Keeping a nighttime journal also acts as a brilliant mindfulness exercise. By going back and reading your notes you can identify key areas to reduce your stress, change your mindset if you find you're ruminating over unimportant issues, and establish the factors influencing the length and quality of your sleep in order to gain a better understanding and some control over the situation. Or you could just throw the notes away… very cathartic! Remember not to use an electronic device for your journal, as screen lighting can be excitatory when preparing the body for rest.

13. Prepare The Essentials

Keep some lip balm, a bottle (not a glass!) of water, and maybe an emergency pull cord next to your bed… okay, that one was a joke. Other supplies our clients keep at their bedside are essential oils, tissues, and a mini LED light for nighttime toilet trips (so they don’t have to switch lights on and interfere with melatonin - sleep hormone - production).
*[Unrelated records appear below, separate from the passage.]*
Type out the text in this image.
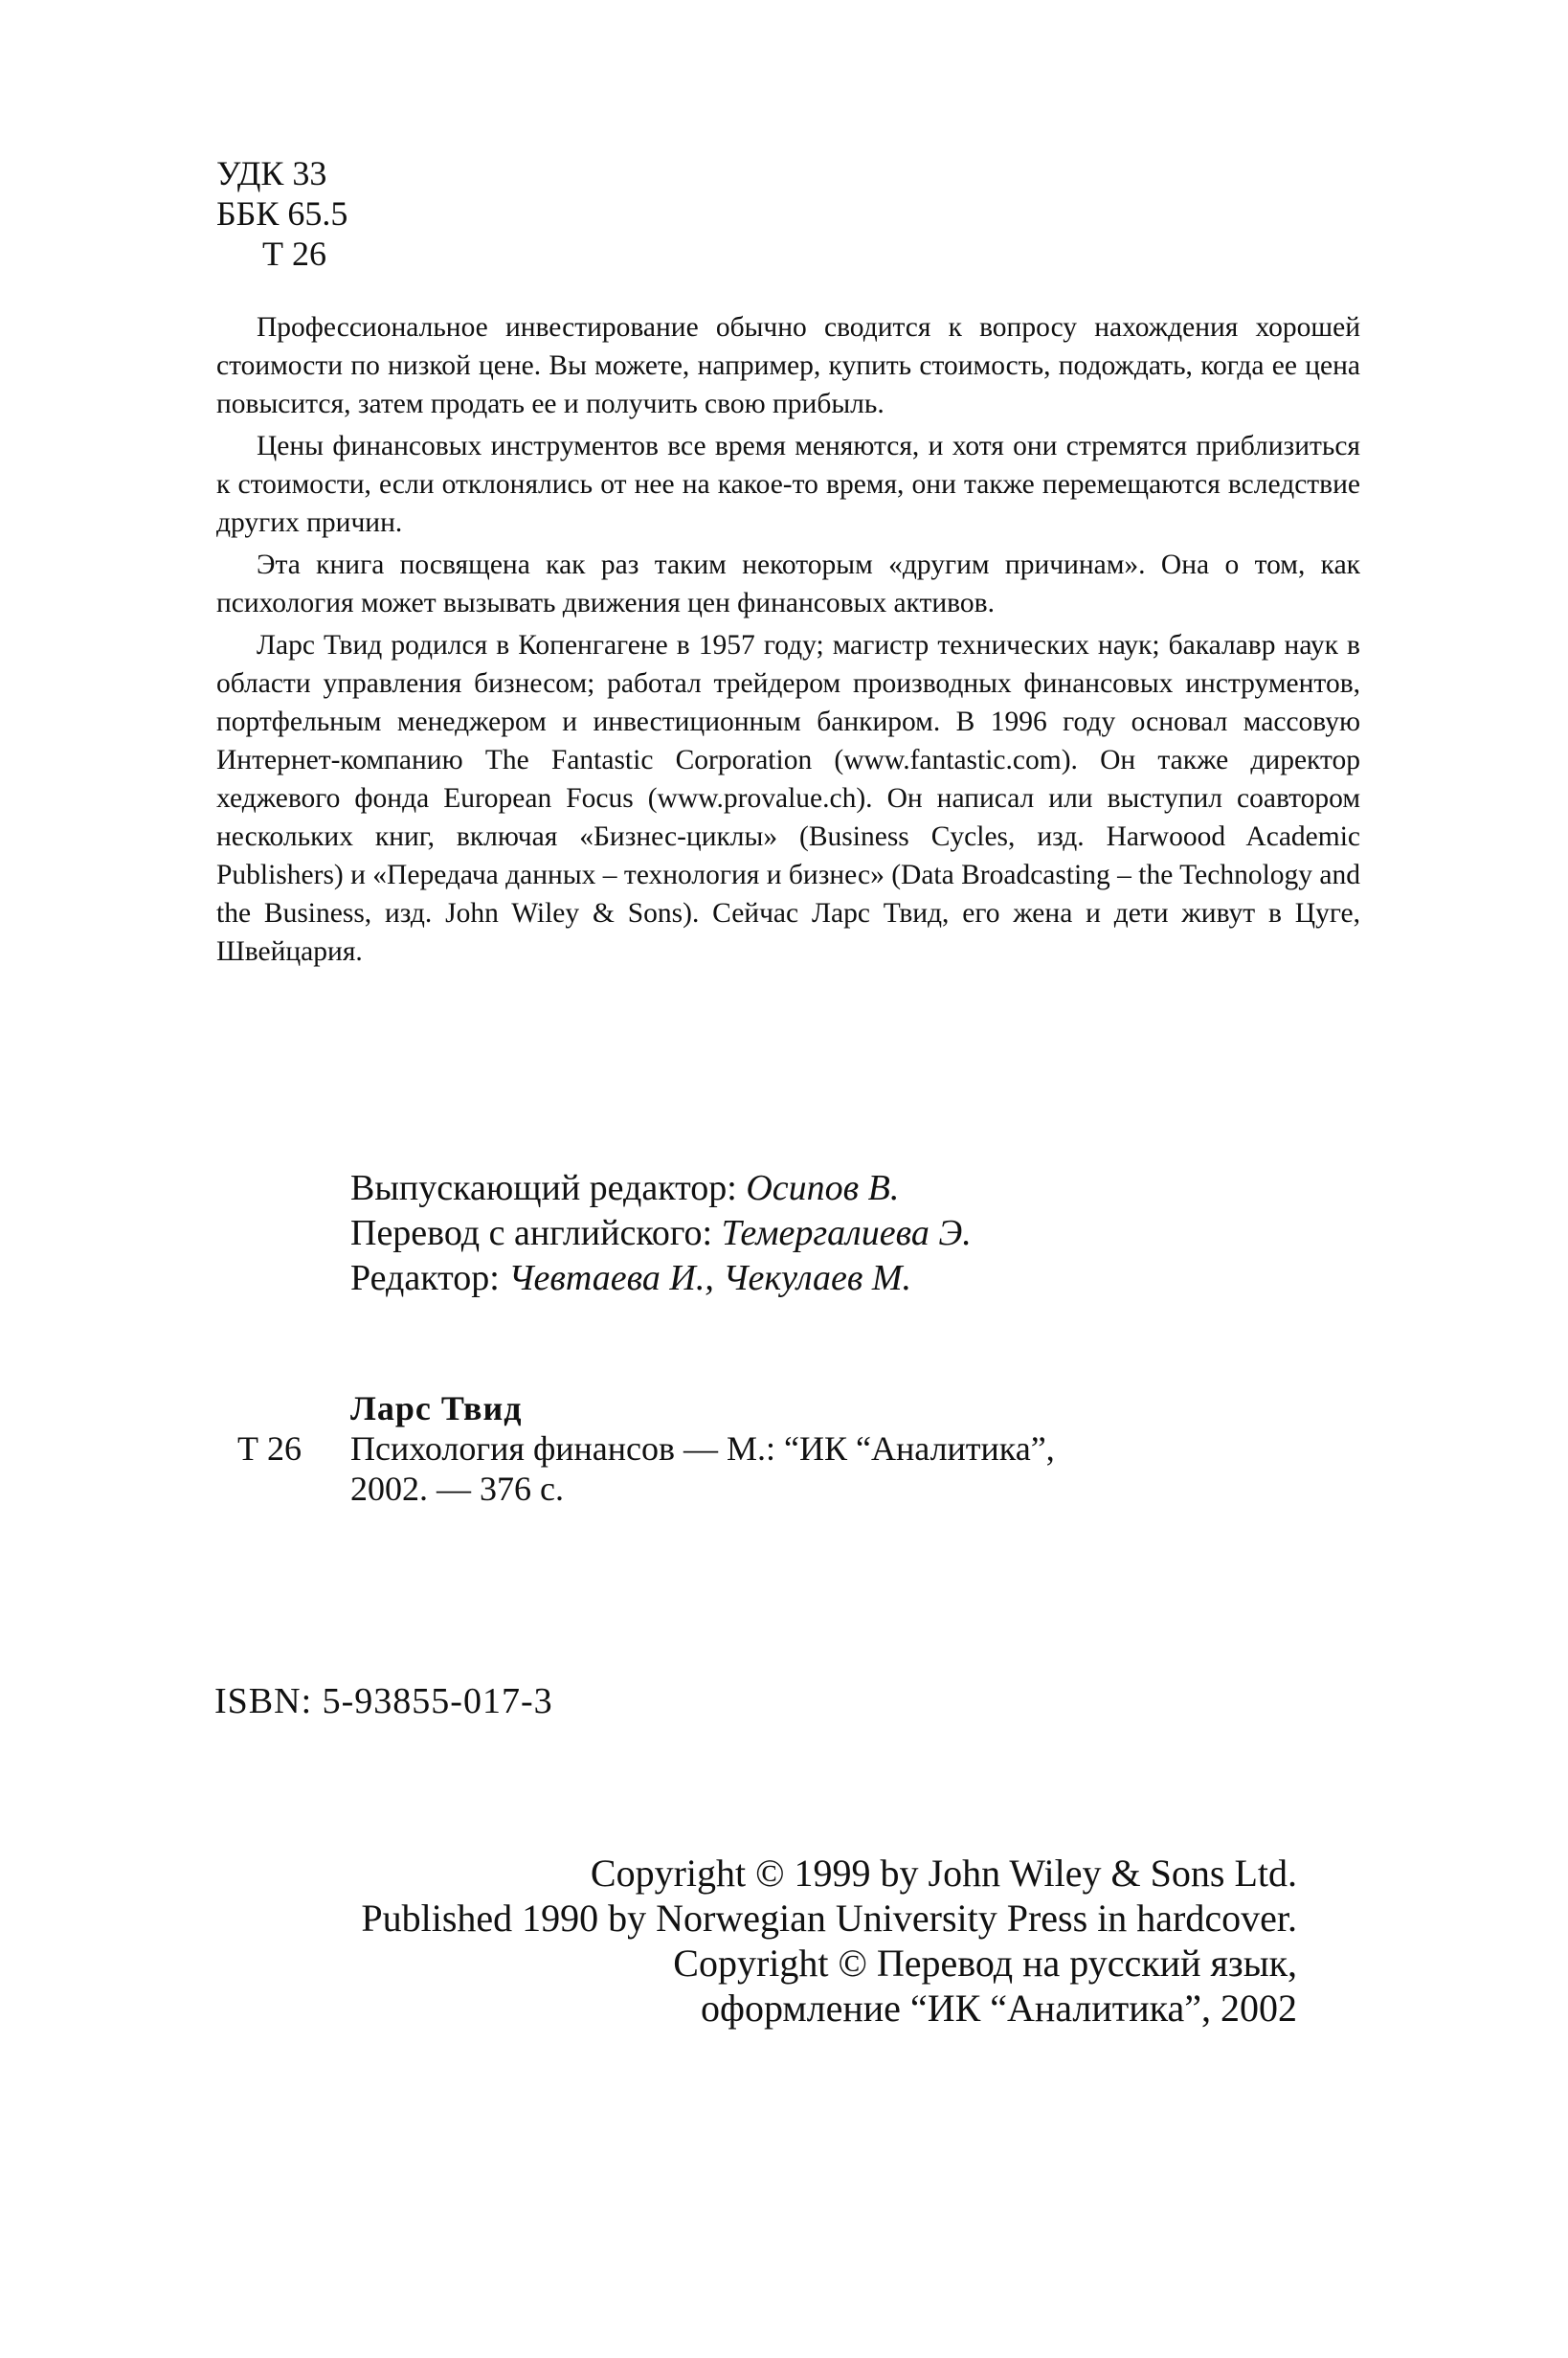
УДК 33
ББК 65.5
Т 26

Профессиональное инвестирование обычно сводится к вопросу нахождения хорошей стоимости по низкой цене. Вы можете, например, купить стоимость, подождать, когда ее цена повысится, затем продать ее и получить свою прибыль.

Цены финансовых инструментов все время меняются, и хотя они стремятся приблизиться к стоимости, если отклонялись от нее на какое-то время, они также перемещаются вследствие других причин.

Эта книга посвящена как раз таким некоторым «другим причинам». Она о том, как психология может вызывать движения цен финансовых активов.

Ларс Твид родился в Копенгагене в 1957 году; магистр технических наук; бакалавр наук в области управления бизнесом; работал трейдером производных финансовых инструментов, портфельным менеджером и инвестиционным банкиром. В 1996 году основал массовую Интернет-компанию The Fantastic Corporation (www.fantastic.com). Он также директор хеджевого фонда European Focus (www.provalue.ch). Он написал или выступил соавтором нескольких книг, включая «Бизнес-циклы» (Business Cycles, изд. Harwoood Academic Publishers) и «Передача данных – технология и бизнес» (Data Broadcasting – the Technology and the Business, изд. John Wiley & Sons). Сейчас Ларс Твид, его жена и дети живут в Цуге, Швейцария.

Выпускающий редактор: Осипов В.
Перевод с английского: Темергалиева Э.
Редактор: Чевтаева И., Чекулаев М.
Ларс Твид
Т 26 Психология финансов — М.: “ИК “Аналитика”,
2002. — 376 с.
ISBN: 5-93855-017-3
Copyright © 1999 by John Wiley & Sons Ltd.
Published 1990 by Norwegian University Press in hardcover.
Copyright © Перевод на русский язык,
оформление “ИК “Аналитика”, 2002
14. Take Care Of Your Personal Hygiene

You spend a lot of time in bed (or you should, anyway), so take care of it. Flip and turn your mattress, change your sheets regularly, wash before bed and wear fresh pyjamas. Not only does this keep your sleeping space pleasant, but it also helps build a disciplined and purposeful mindset around sleep. Sleep time should be respected as an essential part of your life and an asset to your health.

15. Take A Relaxed Approach

If you can't fall asleep, or wake in the night, don't beat yourself up about it. Remember that healthy sleep could take on a number of different forms. Remember our 18th century friends from earlier? Take a leaf out of their parchment and do something peaceful rather than getting worked up. You might drop back off, you might not, but either way you'll still be allowing yourself some form of rest.